Avoiding material inclusions such as dross in wind turbines

Dross in thick-walled cast iron with spheroidal graphite: casting surface after the fluorescent magnetic powder test. Credit: Fraunhofer LBF

Wind turbines rise into the sky on enormous feet. To ensure these giants can reliably generate electricity for many years to come, the iron processing industry must manufacture their massive components in a stable, resource-saving and yet cost-effective way. However, material inclusions such as dross are often unavoidable while casting. Fraunhofer researchers are currently working to detect and analyze such material defects.

Wind turbines should be environmentally friendly, highly efficient, cost-effective, and able to function reliably for at least 20 years. However, as turbines become increasingly powerful, the demands on the components used are growing, and so is the risk of material fatigue. Material defects such as inclusions from slag, known as dross, are considered undesirable because they greatly reduce the load-bearing capacity of cast iron components with spheroidal graphite. This special kind of cast iron is also used to make a wind turbine’s mainframe and rotor hubs. Manufacturing such components is difficult due to the build-up of dross that often occurs despite tricks in casting techniques.

That is why foundries make sure they liberally remove all the dross and release only dross-free products for use. Since defects of this kind are usually found on the surface of the cast part or a few centimeters below the casting skin, the raw cast part is grinded laboriously by hand. “Compared to other , such as cavities in the component, there is as yet no way of reliably dealing with dross,” says Dr. Christoph Bleicher from the Fraunhofer Institute for Structural Durability and System Reliability LBF in Darmstadt. Since the beginning of 2015, he has been the consortium leader of the “unverDROSSen” project, which aims to move away from the customary requirements for dross-free products and thus dispense with the time-consuming post-production work.
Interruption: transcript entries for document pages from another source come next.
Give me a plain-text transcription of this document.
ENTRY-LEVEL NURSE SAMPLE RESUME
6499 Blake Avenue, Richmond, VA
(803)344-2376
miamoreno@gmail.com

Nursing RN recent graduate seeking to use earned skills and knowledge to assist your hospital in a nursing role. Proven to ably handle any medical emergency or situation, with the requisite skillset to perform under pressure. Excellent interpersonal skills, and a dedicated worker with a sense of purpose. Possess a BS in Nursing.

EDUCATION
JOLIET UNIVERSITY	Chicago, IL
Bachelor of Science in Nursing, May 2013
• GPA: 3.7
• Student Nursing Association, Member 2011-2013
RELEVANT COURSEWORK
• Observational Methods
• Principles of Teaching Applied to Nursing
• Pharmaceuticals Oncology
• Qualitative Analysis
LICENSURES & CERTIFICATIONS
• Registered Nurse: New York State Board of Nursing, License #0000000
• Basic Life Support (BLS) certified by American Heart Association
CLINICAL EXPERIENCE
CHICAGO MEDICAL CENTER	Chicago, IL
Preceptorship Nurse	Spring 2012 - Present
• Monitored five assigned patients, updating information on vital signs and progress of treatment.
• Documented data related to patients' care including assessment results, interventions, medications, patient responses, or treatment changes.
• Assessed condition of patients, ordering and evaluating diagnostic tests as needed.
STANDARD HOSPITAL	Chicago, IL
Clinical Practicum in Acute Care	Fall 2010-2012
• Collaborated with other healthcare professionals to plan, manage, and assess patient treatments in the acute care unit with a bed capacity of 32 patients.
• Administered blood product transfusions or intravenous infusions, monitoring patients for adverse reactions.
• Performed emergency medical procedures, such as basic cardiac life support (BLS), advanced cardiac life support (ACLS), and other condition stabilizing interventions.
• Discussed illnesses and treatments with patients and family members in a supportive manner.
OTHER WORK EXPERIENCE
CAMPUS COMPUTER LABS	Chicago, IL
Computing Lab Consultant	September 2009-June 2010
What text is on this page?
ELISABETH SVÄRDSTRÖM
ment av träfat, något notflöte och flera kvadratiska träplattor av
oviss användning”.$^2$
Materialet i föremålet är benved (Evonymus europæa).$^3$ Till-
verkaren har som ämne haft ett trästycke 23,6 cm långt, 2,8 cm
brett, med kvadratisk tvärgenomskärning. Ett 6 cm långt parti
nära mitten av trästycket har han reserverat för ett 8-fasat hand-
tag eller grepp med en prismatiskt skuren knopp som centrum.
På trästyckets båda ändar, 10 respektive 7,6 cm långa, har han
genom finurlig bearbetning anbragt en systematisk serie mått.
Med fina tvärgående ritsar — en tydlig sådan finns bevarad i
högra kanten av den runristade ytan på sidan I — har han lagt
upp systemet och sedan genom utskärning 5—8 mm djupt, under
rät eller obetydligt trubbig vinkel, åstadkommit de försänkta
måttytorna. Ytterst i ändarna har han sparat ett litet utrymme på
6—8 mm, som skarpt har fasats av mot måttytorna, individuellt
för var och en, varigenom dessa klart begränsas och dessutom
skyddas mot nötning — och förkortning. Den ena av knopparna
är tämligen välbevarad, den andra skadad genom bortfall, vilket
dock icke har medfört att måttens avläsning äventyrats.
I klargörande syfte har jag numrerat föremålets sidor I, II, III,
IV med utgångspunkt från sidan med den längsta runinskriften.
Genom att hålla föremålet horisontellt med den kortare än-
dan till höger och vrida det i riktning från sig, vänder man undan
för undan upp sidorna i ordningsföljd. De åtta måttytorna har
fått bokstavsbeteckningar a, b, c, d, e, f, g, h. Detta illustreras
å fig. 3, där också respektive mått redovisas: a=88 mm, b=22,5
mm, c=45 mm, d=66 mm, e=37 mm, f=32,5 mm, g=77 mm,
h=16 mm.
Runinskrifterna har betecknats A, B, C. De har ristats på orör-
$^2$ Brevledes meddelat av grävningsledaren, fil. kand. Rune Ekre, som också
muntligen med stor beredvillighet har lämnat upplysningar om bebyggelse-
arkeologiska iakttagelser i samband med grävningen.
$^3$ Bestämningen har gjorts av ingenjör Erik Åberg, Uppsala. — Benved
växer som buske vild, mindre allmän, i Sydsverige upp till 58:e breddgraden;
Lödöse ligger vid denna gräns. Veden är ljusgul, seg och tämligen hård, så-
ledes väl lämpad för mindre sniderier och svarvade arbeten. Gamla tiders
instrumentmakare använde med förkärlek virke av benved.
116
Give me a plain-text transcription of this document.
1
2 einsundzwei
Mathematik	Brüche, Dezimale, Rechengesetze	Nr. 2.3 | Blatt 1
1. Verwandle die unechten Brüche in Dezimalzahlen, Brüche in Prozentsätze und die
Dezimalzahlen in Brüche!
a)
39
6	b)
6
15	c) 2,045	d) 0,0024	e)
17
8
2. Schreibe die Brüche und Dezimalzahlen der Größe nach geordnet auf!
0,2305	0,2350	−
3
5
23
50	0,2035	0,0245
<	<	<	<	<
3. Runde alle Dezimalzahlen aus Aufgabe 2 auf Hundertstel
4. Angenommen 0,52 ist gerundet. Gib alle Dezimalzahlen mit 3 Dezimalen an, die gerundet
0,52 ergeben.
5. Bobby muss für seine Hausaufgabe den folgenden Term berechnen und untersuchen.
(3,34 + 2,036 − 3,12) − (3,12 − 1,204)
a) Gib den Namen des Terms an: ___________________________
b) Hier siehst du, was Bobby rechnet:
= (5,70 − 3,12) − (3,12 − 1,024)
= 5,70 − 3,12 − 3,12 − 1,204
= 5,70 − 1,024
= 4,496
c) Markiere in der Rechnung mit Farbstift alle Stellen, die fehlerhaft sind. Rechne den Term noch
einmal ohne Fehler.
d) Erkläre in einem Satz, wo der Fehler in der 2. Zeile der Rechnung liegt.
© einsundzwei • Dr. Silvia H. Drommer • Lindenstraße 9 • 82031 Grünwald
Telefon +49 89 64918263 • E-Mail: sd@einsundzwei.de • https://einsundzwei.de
“To be able to do this, we have to provide manufacturers and users with a sound measurement concept so they can evaluate the degree and type of dross. That’s why, together with the Fraunhofer Institute for Nondestructive Testing IZFP in Saarbrücken, we’re developing an experimentally proven dross strength classification system,” says Bleicher.

Minimizing rework

Fraunhofer experts have now succeeded in developing test methods with the aid of which they can detect, display and characterize dross. They use mechanized ultrasound testing to display and measure the distribution in a three-dimensional format. They also test processed component surfaces using magnetic and electromagnetic methods. With these methods, they scan not just the cast underside, as is customary, but also the dross-afflicted topside. “Using our nondestructive testing technology, we measured cuboids each measuring 500 x 500 x 200 millimeters. We found that the dross distribution in the test pieces varied extremely. Sometimes the material defect extends across a very large surface area, and it can range in depth from a few millimeters to several centimeters,” reports Fabian Weber from Fraunhofer IZFP. “Our results have not allowed us to derive any kind of regularity.” This means components will have to be examined individually in the future, too. However, with the valuable information that nondestructive IZFP test technologies provide, manufacturers can at least minimize necessary rework.

Classifying strength

In the second step of the project, Fraunhofer IZFP data will be used to assess structural durability. For this purpose, researchers from Fraunhofer LBF extract fatigue specimens, each measuring exactly 150 x 35 millimeters, from the delivered test pieces. “On the basis of static and cyclic test methods, we determine strength values for the different manifestations. To do this, we place the sample in one of our benches, pull it apart and then press each sample back together up to ten million times. Such experiments run for about ten days,” explains Bleicher. A total of around 500 fatigue tests are planned during the three-year long project.

By the end of 2017, the researchers want to find out if and to what extent dross-afflicted samples weaken when put under a load such that they might fail when at maximum load. It is a known fact that dross leads to crack formation, which greatly reduces the component’s cyclic load bearing capacity. “However, such cast-iron components are completely adequate for other purposes,” says Bleicher. “In the future, we will offer a concept for reliably handling material defects in component design, manufacture and release of large cast components made of cast iron with spheroidal graphite. This will apply not just to wind farms but to all plant and mechanical engineering sector,” concludes Bleicher with certainty.